5. „W prasie zagranicznej piszą” i metoda „na korespondenta”.
W Polsce cytowanie „zagranicznych mediów” to bardzo popularna pożywka dla ludzi z kompleksem Polaka. Jeśli coś piszą o nas za granicą, to znaczy, że musimy się z tym liczyć. Nic bardziej mylnego. Sprawdzajcie też, czy czasem opinia z zagranicy nie była pisana przez korespondenta z Polski – jest to bardzo popularna i skuteczna forma wprowadzania ludzi w błąd. Działa to tak, że amerykańska gazeta dzwoni do współpracującego ze sobą Polaka mieszkającego w Polsce, pyta o opinię i publikuje tę opinię jako komentarz do wydarzenia. Następnie kolega po fachu tegoż korespondenta publikuje w polskiej gazecie tytuł „W zagranicznej gazecie piszą, że stało się X”. I oczywiście należy się tego wstydzić.
6. Wyrywanie z kontekstu.
Nagłówek: X powiedziała: „Nie wyobrażam sobie, aby moja córka urodziła niepełnosprawne dziecko”.
Pełna wypowiedź Pani X brzmiała: „Nie wyobrażam sobie, aby moja córka urodziła niepełnosprawne dziecko, które będzie umierać w męczarniach”.
Abstrahując od tego, co myślicie na temat aborcji, fragment wyrwany z reszty wypowiedzi niesie zupełnie inną myśl niż cała wypowiedź. Manipulacje tego typu były głównym orężem mediów od lewa do prawa w „debacie” na temat aborcji.
7. Zaburzanie perspektywy.
Nagłówek: Bójka pijanych mężczyzn pod sklepem. Poszukiwany jest ksiądz.
W tekście: Policja poszukuje księdza w charakterze świadka.
8. Capslock.
SZOK! NIEDOWIARZANIE! PILNE! SKANDAL!
Większość informacji rozpoczętych w taki sposób ma na celu tylko i wyłącznie sprowokowanie Was do kliknięcia w odsyłacz.
9. Przenoszenie odpowiedzialności.
Nagłówek: Rząd chce zakazać X.
Fakty: organizacja pozarządowa zajmująca się problematyką X spotkała się z własnej inicjatywy z przedstawicielem ministerstwa lub złożyła na ręce ministra projekt zakazania lub ograniczenia dostępu do X. Ministerstwo natomiast nie ma ani projektu ustawy, ani planów jej wprowadzenia.

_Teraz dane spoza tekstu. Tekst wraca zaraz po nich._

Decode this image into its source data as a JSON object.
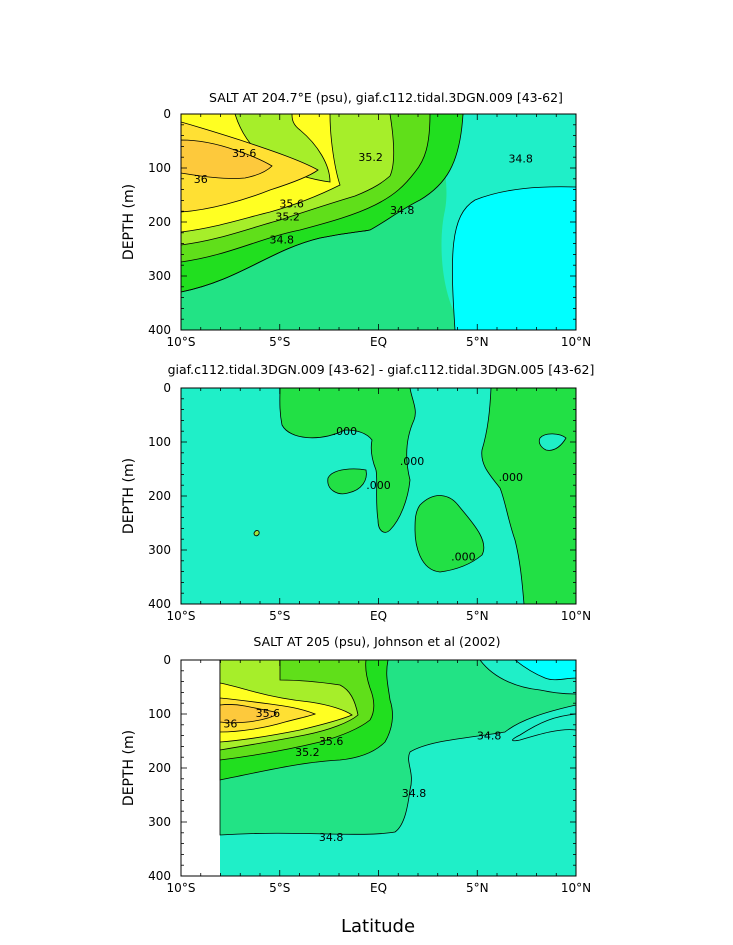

10. Budowanie negatywnych skojarzeń
W prasie (bardziej elektronicznej niż tradycyjnej) informacja z reguły opatrzona jest odpowiednim obrazkiem. Wynika to z prostego faktu: informację wizualną szybciej przetwarzamy (stąd np. znaki drogowe są symboliczne a nie tekstowe), a więc łatwiej przykuć naszą uwagę. Wynika również z tego inny fakt: informację wizualną, a szczególnie, gdy wzbudza emocje, zapamiętujemy na dłużej.

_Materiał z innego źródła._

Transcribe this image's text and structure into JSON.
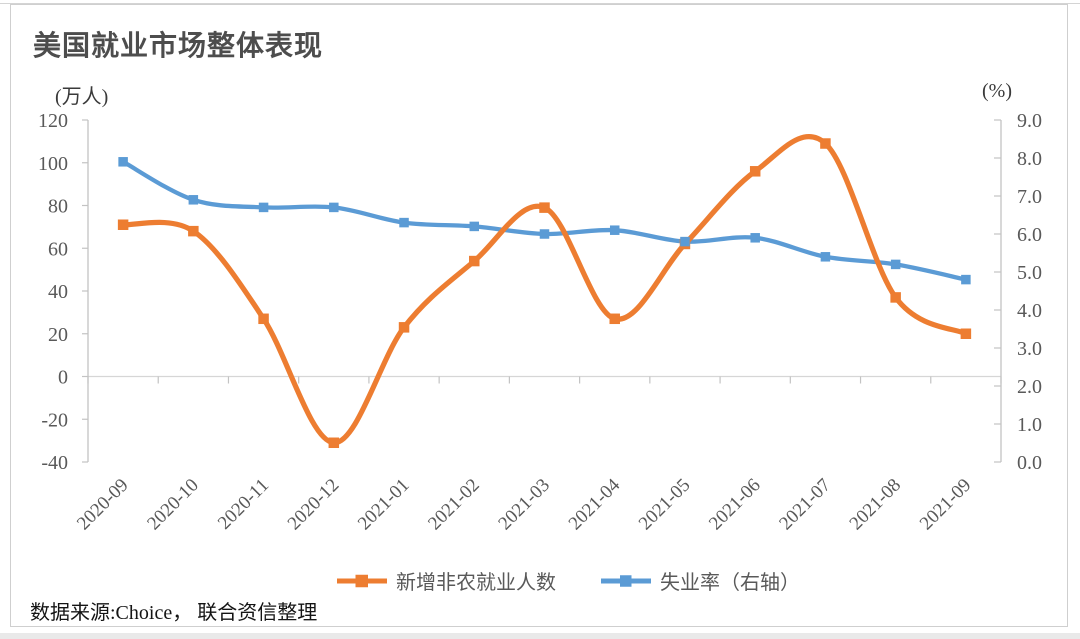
{
  "chart_data": {
    "type": "line",
    "title": "美国就业市场整体表现",
    "left_axis": {
      "unit": "(万人)",
      "min": -40,
      "max": 120,
      "step": 20,
      "tick_labels": [
        "120",
        "100",
        "80",
        "60",
        "40",
        "20",
        "0",
        "-20",
        "-40"
      ]
    },
    "right_axis": {
      "unit": "(%)",
      "min": 0,
      "max": 9,
      "step": 1,
      "tick_labels": [
        "9.0",
        "8.0",
        "7.0",
        "6.0",
        "5.0",
        "4.0",
        "3.0",
        "2.0",
        "1.0",
        "0.0"
      ]
    },
    "categories": [
      "2020-09",
      "2020-10",
      "2020-11",
      "2020-12",
      "2021-01",
      "2021-02",
      "2021-03",
      "2021-04",
      "2021-05",
      "2021-06",
      "2021-07",
      "2021-08",
      "2021-09"
    ],
    "series": [
      {
        "name": "新增非农就业人数",
        "axis": "left",
        "color": "#ED7D31",
        "marker": "square",
        "values": [
          71,
          68,
          27,
          -31,
          23,
          54,
          79,
          27,
          62,
          96,
          109,
          37,
          20
        ]
      },
      {
        "name": "失业率（右轴）",
        "axis": "right",
        "color": "#5B9BD5",
        "marker": "square",
        "values": [
          7.9,
          6.9,
          6.7,
          6.7,
          6.3,
          6.2,
          6.0,
          6.1,
          5.8,
          5.9,
          5.4,
          5.2,
          4.8
        ]
      }
    ],
    "legend_position": "bottom",
    "smooth_lines": true,
    "gridlines": "zero-baseline-only"
  },
  "source_note": "数据来源:Choice， 联合资信整理",
  "colors": {
    "axis_text": "#595959",
    "axis_line": "#c3c3c3",
    "zero_line": "#d6d6d6",
    "title_text": "#4d4d4d",
    "frame_border": "#cfcfcf"
  }
}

Jeśli chcemy wzmocnić przekaz nagłówka, wystarczy umieścić wymowny obrazek tuż obok niego. Nie ma znaczenia, czy obrazek jest autentyczny lub w ogóle w jakikolwiek sposób związany z wydarzeniem. Doskonałym przykładem takiego zabiegu jest zdjęcie poniżej, którym opatrzono nagłówek tekstu traktującego o nietolerancji: „[…] słyszą od Polaków ‘wracajcie do domu’…” Na zdjęciu, niewidocznym i drobnym drukiem, widnieje informacja „zdjęcie poglądowe”.
Innym ciekawym zabiegiem jest wykorzystanie popularnego sloganu kojarzonego z konkretną osobą lub grupą ludzi w pejoratywnym (negatywnym) kontekście. Nie ważne, czy kontekst ma jakikolwiek związek z tymi ludźmi. Najważniejsze, aby odbiorca zapamiętał negatywne emocje z nim związane.
Przykłady z prasy:
Pani X poczuła dobrą zmianę, gdy […] dziewczyna […] krzyczała white power.

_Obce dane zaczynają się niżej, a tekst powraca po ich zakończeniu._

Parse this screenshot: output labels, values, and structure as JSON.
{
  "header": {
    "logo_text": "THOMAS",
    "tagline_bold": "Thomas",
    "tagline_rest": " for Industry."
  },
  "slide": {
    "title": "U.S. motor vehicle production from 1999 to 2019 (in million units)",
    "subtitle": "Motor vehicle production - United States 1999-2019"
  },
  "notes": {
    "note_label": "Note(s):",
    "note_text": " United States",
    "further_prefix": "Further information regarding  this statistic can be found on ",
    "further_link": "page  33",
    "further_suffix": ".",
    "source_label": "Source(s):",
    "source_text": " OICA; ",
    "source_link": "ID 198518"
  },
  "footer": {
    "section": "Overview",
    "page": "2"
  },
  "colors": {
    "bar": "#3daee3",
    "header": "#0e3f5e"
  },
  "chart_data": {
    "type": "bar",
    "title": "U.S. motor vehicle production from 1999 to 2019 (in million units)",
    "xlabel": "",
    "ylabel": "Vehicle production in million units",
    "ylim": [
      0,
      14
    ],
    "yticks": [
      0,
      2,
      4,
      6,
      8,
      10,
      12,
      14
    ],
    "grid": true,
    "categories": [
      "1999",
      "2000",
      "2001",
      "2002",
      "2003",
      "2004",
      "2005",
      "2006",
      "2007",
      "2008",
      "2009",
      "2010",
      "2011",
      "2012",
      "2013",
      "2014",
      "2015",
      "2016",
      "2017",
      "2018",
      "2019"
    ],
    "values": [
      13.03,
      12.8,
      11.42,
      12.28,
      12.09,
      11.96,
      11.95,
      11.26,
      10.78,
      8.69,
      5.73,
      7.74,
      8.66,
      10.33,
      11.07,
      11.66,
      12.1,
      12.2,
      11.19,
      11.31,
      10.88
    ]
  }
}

Pana X wyrzucono z mieszkania, ponieważ nie stać go na rachunki. Tak wygląda polska zielona wyspa.
„Dobra zmiana” kojarzona jest z rządem PiS, natomiast „zielona wyspa” z Donaldem Tuskiem. Oba slogany wystarczy skojarzyć z wydarzeniem, z którym ani rząd PiS, ani Donald Tusk nie mają żadnego związku. Następnym razem, gdy odbiorca usłyszy o „dobrej zmianie” lub „zielonej wyspie”, przypomni sobie młodą rasistkę lub biedaka wyrzuconego na bruk. Jeśli odbiorca jest już uprzedzony do jednej cz drugiej opcji, to bezkrytycznie powieli tę absurdalną informację święcąc moralny triumf nad przeciwnikami światopoglądowymi.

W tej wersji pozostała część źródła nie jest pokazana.